Por Ricardo-María Jiménez-Yáñez y Joan Fontrodona Felip (*)
• “Llevamos la sostenibilidad en nuestro ADN”.
• “La sostenibilidad ha venido para quedarse”.
• “La gestión de los intangibles es estratégica para nuestra empresa”.
• “La descarbonización es un eje clave de nuestro negocio”.
• “Las alianzas estratégicas con nuestros proveedores nos permitirán reducir el impacto ambiental de nuestras operaciones”.
• “Nuestras actividades están alineadas con la taxonomía verde”.
Es posible que el lector haya escuchado alguna de estas expresiones relacionadas con la sostenibilidad. Y es posible –casi seguro– que la repetición y abuso de estas expresiones haya suscitado un cierto escepticismo entre la opinión pública, como se ha puesto de manifiesto en más de un comentario.
Es lo que se conoce por greenwashing, que podríamos traducir como “blanqueo ecológico”.
Discurso y realidad
Con motivo de una investigación sobre cómo los Objetivos de Desarrollo Sostenible (ODS) están influyendo en la configuración del discurso de los informes no financieros, nos preguntábamos por la aparición y recurrencia de los términos asociados con la sostenibilidad.
Aceptemos que en la mayoría de los casos estos discursos responden a una realidad y a un compromiso de las empresas por tomarse en serio estas cuestiones y responder así a una sensibilidad social creciente. Pero ¿cómo separar el grano de la paja? ¿Cómo no poner en un mismo saco a los que se lo creen con los que no se lo acaban de creer?
Una reciente propuesta de directiva europea quiere combatir el blanqueo ecológico al exigir que el uso de expresiones genéricas del tipo “respetuoso con el medio ambiente”, “eco”, “verde”, “climáticamente neutro”, “biodegradable”, “responsable” se limite a los casos en los que los datos medibles, fiables y comparables las avalen.
La ética de la retórica
Pero no conviene dejar toda la responsabilidad e iniciativa a las instituciones oficiales. También desde la empresa debe tomarse la iniciativa para combatir el greenwashing, y la mejor forma de hacerlo es asumir que no basta con emplear en el discurso términos del campo semántico de la sostenibilidad, sino que el lenguaje empleado debe corresponderse con la realidad para que resulte creíble.

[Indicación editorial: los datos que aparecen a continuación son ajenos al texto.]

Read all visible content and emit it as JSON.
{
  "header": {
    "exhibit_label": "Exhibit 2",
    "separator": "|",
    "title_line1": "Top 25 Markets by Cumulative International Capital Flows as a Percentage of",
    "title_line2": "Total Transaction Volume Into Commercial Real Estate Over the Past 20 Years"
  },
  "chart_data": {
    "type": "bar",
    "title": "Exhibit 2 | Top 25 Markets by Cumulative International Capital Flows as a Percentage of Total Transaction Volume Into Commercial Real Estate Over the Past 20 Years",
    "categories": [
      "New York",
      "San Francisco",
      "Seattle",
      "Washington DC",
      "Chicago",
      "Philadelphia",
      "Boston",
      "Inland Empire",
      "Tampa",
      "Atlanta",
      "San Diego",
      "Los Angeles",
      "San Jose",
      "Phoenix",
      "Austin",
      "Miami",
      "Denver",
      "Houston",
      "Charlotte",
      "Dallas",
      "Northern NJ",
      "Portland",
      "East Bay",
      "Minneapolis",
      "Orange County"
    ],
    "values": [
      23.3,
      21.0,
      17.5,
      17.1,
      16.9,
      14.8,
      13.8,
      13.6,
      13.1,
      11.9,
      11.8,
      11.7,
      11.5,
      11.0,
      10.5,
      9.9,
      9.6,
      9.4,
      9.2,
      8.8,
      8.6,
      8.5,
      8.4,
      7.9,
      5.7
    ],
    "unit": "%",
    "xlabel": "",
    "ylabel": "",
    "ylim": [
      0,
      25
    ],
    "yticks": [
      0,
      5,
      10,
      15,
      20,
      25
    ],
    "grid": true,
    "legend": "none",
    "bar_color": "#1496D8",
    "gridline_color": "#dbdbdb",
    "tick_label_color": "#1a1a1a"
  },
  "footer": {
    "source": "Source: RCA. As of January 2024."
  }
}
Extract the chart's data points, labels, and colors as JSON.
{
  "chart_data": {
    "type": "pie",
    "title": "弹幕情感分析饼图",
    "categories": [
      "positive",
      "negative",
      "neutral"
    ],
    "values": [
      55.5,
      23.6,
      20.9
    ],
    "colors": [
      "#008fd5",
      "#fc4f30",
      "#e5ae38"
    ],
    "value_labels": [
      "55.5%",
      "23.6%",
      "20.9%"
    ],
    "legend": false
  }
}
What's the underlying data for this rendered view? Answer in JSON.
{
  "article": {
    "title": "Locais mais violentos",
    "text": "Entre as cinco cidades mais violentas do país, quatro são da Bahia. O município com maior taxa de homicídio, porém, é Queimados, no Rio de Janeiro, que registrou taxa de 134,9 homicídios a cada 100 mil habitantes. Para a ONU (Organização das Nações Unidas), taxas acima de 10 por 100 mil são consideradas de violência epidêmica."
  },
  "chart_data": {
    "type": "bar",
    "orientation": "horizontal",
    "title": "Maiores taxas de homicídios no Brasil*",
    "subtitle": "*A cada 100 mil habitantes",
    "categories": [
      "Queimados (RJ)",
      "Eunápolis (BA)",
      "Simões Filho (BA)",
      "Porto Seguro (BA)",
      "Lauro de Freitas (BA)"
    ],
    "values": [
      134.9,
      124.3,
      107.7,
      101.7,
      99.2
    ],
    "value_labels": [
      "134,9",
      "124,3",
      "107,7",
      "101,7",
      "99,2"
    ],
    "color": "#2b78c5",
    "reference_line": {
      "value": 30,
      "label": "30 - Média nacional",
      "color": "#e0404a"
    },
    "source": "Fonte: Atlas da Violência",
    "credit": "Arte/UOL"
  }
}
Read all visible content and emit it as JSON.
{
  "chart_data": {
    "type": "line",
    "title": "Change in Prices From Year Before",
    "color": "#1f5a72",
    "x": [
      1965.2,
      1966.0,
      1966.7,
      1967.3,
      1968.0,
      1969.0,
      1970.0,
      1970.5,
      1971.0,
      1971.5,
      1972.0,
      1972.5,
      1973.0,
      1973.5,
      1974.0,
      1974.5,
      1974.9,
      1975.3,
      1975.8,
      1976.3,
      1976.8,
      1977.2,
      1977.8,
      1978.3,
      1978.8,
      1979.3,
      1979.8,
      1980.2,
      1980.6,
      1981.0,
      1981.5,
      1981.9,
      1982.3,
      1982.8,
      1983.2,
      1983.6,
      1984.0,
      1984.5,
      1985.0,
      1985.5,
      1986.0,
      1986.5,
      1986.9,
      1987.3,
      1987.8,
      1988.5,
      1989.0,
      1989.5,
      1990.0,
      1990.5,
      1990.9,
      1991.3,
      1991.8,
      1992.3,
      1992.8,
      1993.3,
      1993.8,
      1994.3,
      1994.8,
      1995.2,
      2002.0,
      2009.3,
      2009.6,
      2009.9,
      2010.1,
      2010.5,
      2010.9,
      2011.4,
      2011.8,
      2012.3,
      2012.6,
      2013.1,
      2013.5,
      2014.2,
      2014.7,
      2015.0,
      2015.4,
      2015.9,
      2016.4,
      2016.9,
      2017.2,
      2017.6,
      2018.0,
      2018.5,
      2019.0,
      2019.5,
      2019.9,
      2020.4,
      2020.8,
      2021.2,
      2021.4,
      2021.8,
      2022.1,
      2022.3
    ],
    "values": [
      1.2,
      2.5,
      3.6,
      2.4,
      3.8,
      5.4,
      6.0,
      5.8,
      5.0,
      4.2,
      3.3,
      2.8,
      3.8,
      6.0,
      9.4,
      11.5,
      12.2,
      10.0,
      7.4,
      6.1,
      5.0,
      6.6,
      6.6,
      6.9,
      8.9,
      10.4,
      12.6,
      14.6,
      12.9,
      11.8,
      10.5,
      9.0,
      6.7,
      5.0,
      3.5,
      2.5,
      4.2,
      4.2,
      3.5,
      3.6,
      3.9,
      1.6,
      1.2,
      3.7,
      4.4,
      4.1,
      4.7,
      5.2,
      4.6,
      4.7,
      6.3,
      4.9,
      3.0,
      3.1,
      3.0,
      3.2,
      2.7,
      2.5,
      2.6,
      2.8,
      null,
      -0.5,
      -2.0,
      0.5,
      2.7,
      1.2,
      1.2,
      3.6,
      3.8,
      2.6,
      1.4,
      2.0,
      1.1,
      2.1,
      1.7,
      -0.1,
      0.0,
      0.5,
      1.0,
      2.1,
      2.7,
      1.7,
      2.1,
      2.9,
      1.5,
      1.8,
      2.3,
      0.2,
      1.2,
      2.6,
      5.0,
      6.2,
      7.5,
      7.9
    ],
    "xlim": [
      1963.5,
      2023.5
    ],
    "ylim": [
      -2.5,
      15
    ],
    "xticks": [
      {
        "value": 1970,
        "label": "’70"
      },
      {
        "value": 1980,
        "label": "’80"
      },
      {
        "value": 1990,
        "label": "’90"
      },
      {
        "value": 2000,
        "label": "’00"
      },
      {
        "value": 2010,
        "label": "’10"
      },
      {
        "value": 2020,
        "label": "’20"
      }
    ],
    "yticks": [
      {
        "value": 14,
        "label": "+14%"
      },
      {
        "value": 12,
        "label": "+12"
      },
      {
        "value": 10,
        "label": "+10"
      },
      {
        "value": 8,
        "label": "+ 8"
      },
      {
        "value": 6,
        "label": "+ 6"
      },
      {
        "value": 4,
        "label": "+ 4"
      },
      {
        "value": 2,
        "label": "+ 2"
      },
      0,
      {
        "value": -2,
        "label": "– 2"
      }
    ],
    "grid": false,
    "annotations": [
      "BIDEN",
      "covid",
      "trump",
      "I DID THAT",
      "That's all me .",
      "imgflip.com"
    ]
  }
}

En su libro sobre la Retórica (Libro I, capítulo II), Aristóteles menciona tres categorías que debe reunir un buen discurso: logos, pathos y ethos. Logos se centra en la argumentación empleada en el propio discurso para persuadir al oyente. Pathos remite a crear en el oyente un estado de ánimo, una disposición que le lleve a aceptar el contenido del discurso. Por último, ethos se refiere a la capacidad que tiene la persona que da el argumento para ser digna de crédito.
Si alguien no consigue generar confianza, difícilmente conseguirá emocionar a la audiencia o que se acepte su argumentación. La confianza se construye actuando con integridad a lo largo del tiempo, y se pierde cuando se percibe una falta de coherencia en la actuación.
Coherencia entre decir y hacer
La integridad es una categoría ética que implica una coherencia entre lo que se piensa, lo que se dice y lo que se hace, y entre estas tres acciones y la realidad. La verdad se manifiesta no sólo de palabra, sino también en las acciones. Se trata de decir las cosas como son (en palabras de Eugenio Coseriu), pero además de actuar en coherencia con ellas.
Es labor de cada empresa encontrar los términos y expresiones auténticos que reflejen su realidad. No se trata de injertar con poco criterio los ODS en la propia página web y en la publicidad institucional, sino de descubrir cómo se alinean con los propósitos y realidades de la empresa y de manifestarlos con claridad, sencillez y precisión.
El poeta Juan Ramón Jiménez nos señala el camino en su Poemario Eternidades: ¡Intelijencia, dame el nombre exacto de las cosas!
Y si no seguimos ese itinerario, siempre nos quedará el último consejo de Wittgenstein en su Tractatus: “De lo que no se puede hablar, es mejor callarse”.
(*) Por Ricardo-María Jiménez-Yáñez es Profesor de la facultad de Humanidades, Universitat Internacional de Catalunya; y Joan Fontrodona Felip es Profesor de Etica Empresarial, IESE Business School (Universidad de Navarra).